Довольно скоро он вернулся так же бегом и, задыхаясь, сообщил, что директора нет дома, он гонит ракию. Если мы желаем, он может нас проводить к «казану».
«Казан» был каменным сарайчиком с трубой, из которой валил дым. Земля вокруг «казана» была топкая, в лужах, и лужи все увеличивались благодаря струйке воды, сочившейся из водопроводной трубы внизу, у цоколя. Прыгая с камня на камень, мы прошли ко входу. Там было полутемно, посреди в земле был очаг, где тлела гора угольев, справа стояли два чана, соединенных перегонными трубами. Сухой и жаркий от тлеющих угольев, насыщенный спиртовым запахом воздух сразу обнял нас и одурманил. Мы остановились у двери. Четверо — учитель Боржиков, его взрослая дочь, сын-подросток и родственник Боржикова быстро работали, едва поздоровавшись с нами. Сын-подросток бросал уголья, дочь заливала воду, Боржиков и его родственник поднимали большую тяжелую кадку, наполненную выжатой виноградной кожурой, называемой «джибри» — из нее-то и получалась ракия, — и опрокидывали кадку в чан. Потом так же быстро накрывали чан крышкой и замазывали щель вокруг крышки глиной.
Слева на лавке сидели три старика. Они держали руки над очагом, шевелили черными пальцами, потирали ладони, и двое из них смотрели на работающих, а третий, совсем древний старик в круглой шапочке, был слеп: он вытягивал темное сморщенное личико в сторону чана и нюхал воздух. Старики ждали ракию. Аля тихо подошла к ним и села на лавку, а мы продолжали стоять у двери.
Прошло не больше четверти часа, и учитель Боржиков дал старикам и нам по «голяме» — большой рюмке — прозрачнейшей виноградной водки. Потом пошли к нему в дом. Снова пробовали ракию, ели сливовое варенье, и Боржиков рассказывал кое-что об истории Мелника. О виноторговцах, торговавших с арабами и с Испанией, о богомилах и турках. Я не понял одного: почему население Мелника неуклонно уменьшается? Пенчо торопил нас: небо посерело, было похоже, что пойдет дождь или снег.

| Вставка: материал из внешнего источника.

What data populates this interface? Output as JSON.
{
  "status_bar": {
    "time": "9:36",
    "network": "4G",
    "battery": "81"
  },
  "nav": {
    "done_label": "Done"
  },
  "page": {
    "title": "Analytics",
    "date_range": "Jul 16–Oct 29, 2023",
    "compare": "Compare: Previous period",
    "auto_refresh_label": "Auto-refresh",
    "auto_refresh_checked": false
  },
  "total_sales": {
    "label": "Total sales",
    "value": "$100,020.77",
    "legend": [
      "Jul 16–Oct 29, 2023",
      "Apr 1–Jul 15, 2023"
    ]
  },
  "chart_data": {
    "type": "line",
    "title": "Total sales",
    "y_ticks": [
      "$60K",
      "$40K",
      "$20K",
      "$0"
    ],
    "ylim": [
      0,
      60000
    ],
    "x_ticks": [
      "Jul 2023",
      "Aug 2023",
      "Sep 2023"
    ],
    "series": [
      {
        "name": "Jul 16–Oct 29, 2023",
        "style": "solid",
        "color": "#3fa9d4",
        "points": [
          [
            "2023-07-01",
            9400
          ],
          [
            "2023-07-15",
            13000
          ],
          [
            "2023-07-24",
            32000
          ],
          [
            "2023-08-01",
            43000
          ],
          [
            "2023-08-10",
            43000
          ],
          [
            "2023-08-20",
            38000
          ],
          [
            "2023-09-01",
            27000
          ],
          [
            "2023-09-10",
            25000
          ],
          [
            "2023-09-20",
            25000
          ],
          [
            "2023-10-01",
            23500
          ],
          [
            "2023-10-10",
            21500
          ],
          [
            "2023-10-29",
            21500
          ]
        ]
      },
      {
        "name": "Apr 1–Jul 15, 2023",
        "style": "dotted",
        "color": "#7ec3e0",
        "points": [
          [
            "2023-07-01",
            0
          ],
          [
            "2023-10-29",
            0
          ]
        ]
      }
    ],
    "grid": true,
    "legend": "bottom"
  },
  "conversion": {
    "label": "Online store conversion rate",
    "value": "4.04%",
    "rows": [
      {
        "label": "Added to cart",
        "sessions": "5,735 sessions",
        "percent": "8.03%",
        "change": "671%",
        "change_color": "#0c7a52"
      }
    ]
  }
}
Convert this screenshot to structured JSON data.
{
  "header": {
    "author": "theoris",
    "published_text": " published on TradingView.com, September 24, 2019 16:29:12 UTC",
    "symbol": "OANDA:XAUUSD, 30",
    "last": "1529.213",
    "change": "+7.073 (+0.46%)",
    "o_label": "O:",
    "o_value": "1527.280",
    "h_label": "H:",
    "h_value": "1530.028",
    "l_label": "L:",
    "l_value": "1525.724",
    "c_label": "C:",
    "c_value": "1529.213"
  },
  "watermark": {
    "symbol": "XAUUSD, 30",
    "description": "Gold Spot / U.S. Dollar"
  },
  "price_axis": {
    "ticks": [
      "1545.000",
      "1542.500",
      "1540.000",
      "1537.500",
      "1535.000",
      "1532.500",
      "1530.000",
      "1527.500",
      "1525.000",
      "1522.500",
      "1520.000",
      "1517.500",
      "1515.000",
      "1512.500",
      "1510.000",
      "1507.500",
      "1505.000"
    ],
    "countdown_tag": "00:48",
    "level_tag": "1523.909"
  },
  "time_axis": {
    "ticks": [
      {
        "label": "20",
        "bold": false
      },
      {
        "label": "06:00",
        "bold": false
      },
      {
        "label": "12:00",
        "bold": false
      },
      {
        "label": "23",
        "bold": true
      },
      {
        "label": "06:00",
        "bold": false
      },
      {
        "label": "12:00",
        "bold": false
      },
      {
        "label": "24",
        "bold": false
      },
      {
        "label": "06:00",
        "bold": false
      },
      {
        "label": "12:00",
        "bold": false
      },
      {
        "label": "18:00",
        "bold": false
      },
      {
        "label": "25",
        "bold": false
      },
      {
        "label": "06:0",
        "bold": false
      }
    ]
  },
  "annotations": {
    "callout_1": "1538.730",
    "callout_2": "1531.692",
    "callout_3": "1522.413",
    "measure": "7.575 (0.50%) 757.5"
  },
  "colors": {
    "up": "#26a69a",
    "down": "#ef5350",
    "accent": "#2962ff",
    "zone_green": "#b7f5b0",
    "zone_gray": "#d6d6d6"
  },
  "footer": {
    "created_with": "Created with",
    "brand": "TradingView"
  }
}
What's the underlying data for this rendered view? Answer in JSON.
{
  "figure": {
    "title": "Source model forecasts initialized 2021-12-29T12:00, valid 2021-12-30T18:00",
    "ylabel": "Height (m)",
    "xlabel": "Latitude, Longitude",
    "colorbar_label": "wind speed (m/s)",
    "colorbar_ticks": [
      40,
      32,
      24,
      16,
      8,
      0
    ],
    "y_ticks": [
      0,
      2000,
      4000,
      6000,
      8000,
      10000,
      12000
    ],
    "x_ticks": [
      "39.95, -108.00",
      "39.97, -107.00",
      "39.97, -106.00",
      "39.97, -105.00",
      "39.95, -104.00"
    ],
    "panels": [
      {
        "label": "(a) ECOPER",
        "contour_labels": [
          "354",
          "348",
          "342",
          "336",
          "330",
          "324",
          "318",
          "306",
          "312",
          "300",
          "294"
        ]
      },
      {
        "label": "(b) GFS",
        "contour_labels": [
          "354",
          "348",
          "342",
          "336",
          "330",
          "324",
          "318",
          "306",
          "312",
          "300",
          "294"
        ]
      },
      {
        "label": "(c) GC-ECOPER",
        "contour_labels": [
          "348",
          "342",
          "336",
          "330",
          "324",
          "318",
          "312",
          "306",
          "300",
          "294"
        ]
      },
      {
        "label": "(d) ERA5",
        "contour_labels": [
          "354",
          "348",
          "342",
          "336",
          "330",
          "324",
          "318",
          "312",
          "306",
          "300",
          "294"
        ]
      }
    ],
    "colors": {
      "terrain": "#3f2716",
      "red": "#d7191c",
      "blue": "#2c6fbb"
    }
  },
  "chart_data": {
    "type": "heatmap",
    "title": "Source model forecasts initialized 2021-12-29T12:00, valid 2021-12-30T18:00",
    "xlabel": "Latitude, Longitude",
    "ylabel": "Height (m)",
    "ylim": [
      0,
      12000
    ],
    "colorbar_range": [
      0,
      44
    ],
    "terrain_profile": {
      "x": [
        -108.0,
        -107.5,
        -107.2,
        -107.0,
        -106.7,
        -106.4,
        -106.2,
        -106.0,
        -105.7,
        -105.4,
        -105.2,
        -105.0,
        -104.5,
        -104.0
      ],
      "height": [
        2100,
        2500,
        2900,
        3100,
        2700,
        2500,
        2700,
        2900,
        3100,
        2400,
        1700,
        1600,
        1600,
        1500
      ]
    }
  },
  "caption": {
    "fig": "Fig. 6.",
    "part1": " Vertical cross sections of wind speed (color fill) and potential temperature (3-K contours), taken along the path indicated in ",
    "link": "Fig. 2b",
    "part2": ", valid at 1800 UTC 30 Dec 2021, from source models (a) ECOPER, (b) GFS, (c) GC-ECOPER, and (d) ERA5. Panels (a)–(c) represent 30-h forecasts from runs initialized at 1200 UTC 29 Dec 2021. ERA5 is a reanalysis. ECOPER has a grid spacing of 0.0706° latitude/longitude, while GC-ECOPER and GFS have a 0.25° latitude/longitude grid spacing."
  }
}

Боржиков почти бегом повел нас смотреть самые старые дома Мелника. Пришлось забираться наверх по кручам, по каменистым разбитым ступеням. Жители этих верхних домов таскали воду снизу. Я увидел старика — того древнего, слепого в круглой шапочке: он карабкался по крутизне, медленный и задумчивый, как жук. Мы стояли наверху, ожидая, пока он подползет к нам. Ему было лет сто. Когда он приблизился, стало слышно, что он что-то напевает под нос. Все-таки он немного видел и остановился, подняв к нам лицо, которое нельзя было назвать человеческим: это было лицо природы, лицо мироздания.
Пенчо взял его под руку и заговорил по-болгарски. Старик жил еще выше, его дом врос в землю, как дерево. Пенчо повлек старика, они карабкались вдвоем минут десять.
Вернувшись к нам, Пенчо сказал:
— Старик немножко, как у вас говорят, таво… — Он покрутил пальцем у виска. — Это отец деда Кириака. Ты помнишь деда Кириака?
Я помнил.
— Он даже не знает, что деда Кириака нет в живых. Сказал, что сын в Варне, капитан большого парохода. И что у сына есть жена Величка, замечательная красавица македонка.
— Ему сказали про сына, — сказал Боржиков. — Но не верит. Не хочет верить и — ничего!
Боржиков засмеялся и тоже покрутил пальцем у виска.
Снеговая туча спустилась низко, набухла, окунула в себя вершины гор, стало трудно дышать. Пенчо сказал, что если скоро не уедем, то застрянем где-нибудь в дороге: снегом завалит шоссе. Я взял Алину холодную руку: «Ты замерзла?» Она покачала головой. «Хочешь подняться к этому старику? Поговорить с ним. Мы ходили к его сыну, и он угощал нас вином, брынзой. Мы очень любили ходить к его сыну в гости. Он был такой милый старик». Аля снова покачала головой, в ее лице мелькнула слабая гримаса, и она сказала: «Нет, не хочу». Она взяла меня под руку, и мы стали спускаться вниз. Мы прошли берегом до площади, перешли мост без перил и остановились возле машины. Земля была уже белая от снега.